The past was always cruel and bloody. As a surrogate tool and a high-end doll, she was manipulated, her fate was turbulent, and she was out of her own control.

Now it is also difficult, lonely, tired, and traveled across the ocean, just to find the last relative, her daughter, the last blood-related soul sustenance after her surrogacy more than ten times.


Giuseppe Tonadore never forgets to add a more horrific past to an already bleak present, triggering a double resonance of emotions.


In order to find out Elena's food taste, Elia does not hesitate to eat the food in the garbage bag to obtain useful information.

In this shocking scene, the director joins in the memoir narrative of the same junkyard.

It's just that the past is even more sensational. Ilia was looking for something in the garbage piles all over the mountains and plains. She had a big belly, and her heart was already broken, and she looked like a soulless soul.

She took the shovel and dug around, slammed it, hit something, and the mystery was revealed.

What she looked for, and shoveled, was the cold, rotting corpse of her lover.


Most of the story scenes of "The Hidden" take this as the emotional tone, and the plot conflicts.

Elijah's behavior is always full of questions, is the little girl she takes care of and is her biological daughter?

In any case, her great motherly love sparks changes in those around her, inspiring acceptance and empathy from the audience.

The incompetent mother, inspired by intense jealousy, directly warned Elijah to leave her home and stay away from her adopted daughter.

The greedy housekeeper, after hearing her lullaby full of maternal care, took the initiative to take care of her, provide shelter, and even fall in love with this mysterious and dangerous woman beyond pure desire.

And the girl's father even admitted the identity of the girl's "mother" and offered help everywhere, creating opportunities for Ilia to be alone with the girl.

It can be said that the natural beauty brought only disaster to Ilia, and this maternal love gave her a new life.


But Giuseppe Tonadore does not give hope and goodness lightly.

In the end, the perpetrator, the bad guy, died. Being good also loses freedom.

Only in the last minute of the film, we saw the long-suppressed flower of hope.

Elijah grew old and came out of prison lonely.
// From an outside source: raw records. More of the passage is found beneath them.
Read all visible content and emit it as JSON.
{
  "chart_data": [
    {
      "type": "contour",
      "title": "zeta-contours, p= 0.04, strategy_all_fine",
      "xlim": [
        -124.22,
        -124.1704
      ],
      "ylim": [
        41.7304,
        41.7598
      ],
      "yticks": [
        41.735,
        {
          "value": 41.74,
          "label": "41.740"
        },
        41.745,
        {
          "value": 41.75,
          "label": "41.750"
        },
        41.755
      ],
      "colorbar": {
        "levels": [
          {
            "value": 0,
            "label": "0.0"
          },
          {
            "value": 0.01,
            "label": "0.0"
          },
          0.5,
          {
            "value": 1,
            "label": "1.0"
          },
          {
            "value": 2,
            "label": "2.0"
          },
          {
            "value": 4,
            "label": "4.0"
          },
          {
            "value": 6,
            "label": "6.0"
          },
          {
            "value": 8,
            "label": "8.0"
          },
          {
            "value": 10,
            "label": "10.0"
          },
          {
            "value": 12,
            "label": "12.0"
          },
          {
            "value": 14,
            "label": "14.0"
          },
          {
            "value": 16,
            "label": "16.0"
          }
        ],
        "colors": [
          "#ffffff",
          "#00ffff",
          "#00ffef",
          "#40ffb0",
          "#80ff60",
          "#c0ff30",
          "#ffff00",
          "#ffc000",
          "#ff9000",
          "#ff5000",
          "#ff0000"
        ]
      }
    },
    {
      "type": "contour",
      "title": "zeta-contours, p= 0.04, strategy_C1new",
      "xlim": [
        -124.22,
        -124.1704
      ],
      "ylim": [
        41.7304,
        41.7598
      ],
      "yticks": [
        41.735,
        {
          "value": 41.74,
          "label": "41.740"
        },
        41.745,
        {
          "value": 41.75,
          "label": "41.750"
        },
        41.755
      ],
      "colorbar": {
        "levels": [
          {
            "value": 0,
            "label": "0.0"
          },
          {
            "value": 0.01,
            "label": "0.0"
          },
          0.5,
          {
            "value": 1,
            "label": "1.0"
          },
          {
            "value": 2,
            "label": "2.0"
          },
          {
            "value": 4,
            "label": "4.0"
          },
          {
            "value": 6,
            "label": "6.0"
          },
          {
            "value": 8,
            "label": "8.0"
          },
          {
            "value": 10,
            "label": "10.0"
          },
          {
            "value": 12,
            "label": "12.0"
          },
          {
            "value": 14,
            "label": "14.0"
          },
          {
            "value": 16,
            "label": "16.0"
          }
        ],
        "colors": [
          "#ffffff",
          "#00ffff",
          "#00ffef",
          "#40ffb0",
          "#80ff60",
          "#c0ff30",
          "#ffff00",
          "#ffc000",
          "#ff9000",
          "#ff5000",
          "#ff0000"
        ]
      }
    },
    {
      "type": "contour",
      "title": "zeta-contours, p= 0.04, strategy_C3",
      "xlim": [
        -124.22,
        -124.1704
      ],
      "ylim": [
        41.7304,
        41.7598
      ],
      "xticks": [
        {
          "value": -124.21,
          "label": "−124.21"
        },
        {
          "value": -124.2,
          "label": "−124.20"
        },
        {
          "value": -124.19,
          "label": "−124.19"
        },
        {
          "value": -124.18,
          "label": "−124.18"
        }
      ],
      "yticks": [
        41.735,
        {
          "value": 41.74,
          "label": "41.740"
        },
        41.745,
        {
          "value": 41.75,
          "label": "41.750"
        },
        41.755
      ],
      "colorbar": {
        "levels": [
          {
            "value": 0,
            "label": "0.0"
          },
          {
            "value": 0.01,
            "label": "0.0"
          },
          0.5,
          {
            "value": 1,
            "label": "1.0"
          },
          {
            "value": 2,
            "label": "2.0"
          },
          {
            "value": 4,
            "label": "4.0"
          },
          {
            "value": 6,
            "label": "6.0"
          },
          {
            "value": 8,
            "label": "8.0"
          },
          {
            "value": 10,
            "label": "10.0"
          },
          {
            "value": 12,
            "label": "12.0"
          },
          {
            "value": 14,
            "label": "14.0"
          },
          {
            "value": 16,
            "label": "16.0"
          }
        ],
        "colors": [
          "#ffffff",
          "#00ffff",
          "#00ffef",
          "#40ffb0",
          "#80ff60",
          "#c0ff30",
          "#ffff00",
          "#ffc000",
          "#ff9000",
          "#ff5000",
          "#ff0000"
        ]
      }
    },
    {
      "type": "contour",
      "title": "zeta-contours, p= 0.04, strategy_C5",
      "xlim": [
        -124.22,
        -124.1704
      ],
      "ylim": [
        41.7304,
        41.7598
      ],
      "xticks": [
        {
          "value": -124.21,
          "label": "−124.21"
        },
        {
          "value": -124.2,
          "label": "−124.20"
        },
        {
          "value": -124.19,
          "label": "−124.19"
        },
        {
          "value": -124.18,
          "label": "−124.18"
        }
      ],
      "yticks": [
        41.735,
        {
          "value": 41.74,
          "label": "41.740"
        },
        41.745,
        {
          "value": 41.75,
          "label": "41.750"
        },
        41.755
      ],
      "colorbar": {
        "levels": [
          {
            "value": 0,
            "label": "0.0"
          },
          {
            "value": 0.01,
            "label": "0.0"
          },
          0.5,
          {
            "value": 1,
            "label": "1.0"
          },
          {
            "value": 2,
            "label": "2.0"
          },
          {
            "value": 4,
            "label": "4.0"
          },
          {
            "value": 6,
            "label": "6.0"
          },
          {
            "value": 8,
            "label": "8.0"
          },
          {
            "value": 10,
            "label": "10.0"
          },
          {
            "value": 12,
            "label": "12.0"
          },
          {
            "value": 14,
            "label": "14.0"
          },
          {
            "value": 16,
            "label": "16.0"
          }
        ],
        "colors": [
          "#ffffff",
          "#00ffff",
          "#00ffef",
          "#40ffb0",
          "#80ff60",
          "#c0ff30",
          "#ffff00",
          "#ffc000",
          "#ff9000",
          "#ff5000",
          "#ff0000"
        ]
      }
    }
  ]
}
A girl arrived a few minutes late, the other turned around, and the two looked at each other. She knew it was her, and she knew she would not see it wrong.


The two smiled at each other and hugged, and the film ended quietly.

Hope and beauty are short-lived, difficult, and precious.

In this film, Donatore extended his tentacles to many social issues, smuggling, surrogacy, violence, and children's issues...


Like a sharp sword, the thick curtain was cut open, revealing a The real world is devastated.

Although it is cold enough, it also hides warmth.

The hot tears left by the audience at the last second are the seed of hope planted at the beginning of the film, and the causal ending after taking root and sprouting in the process of the whole film.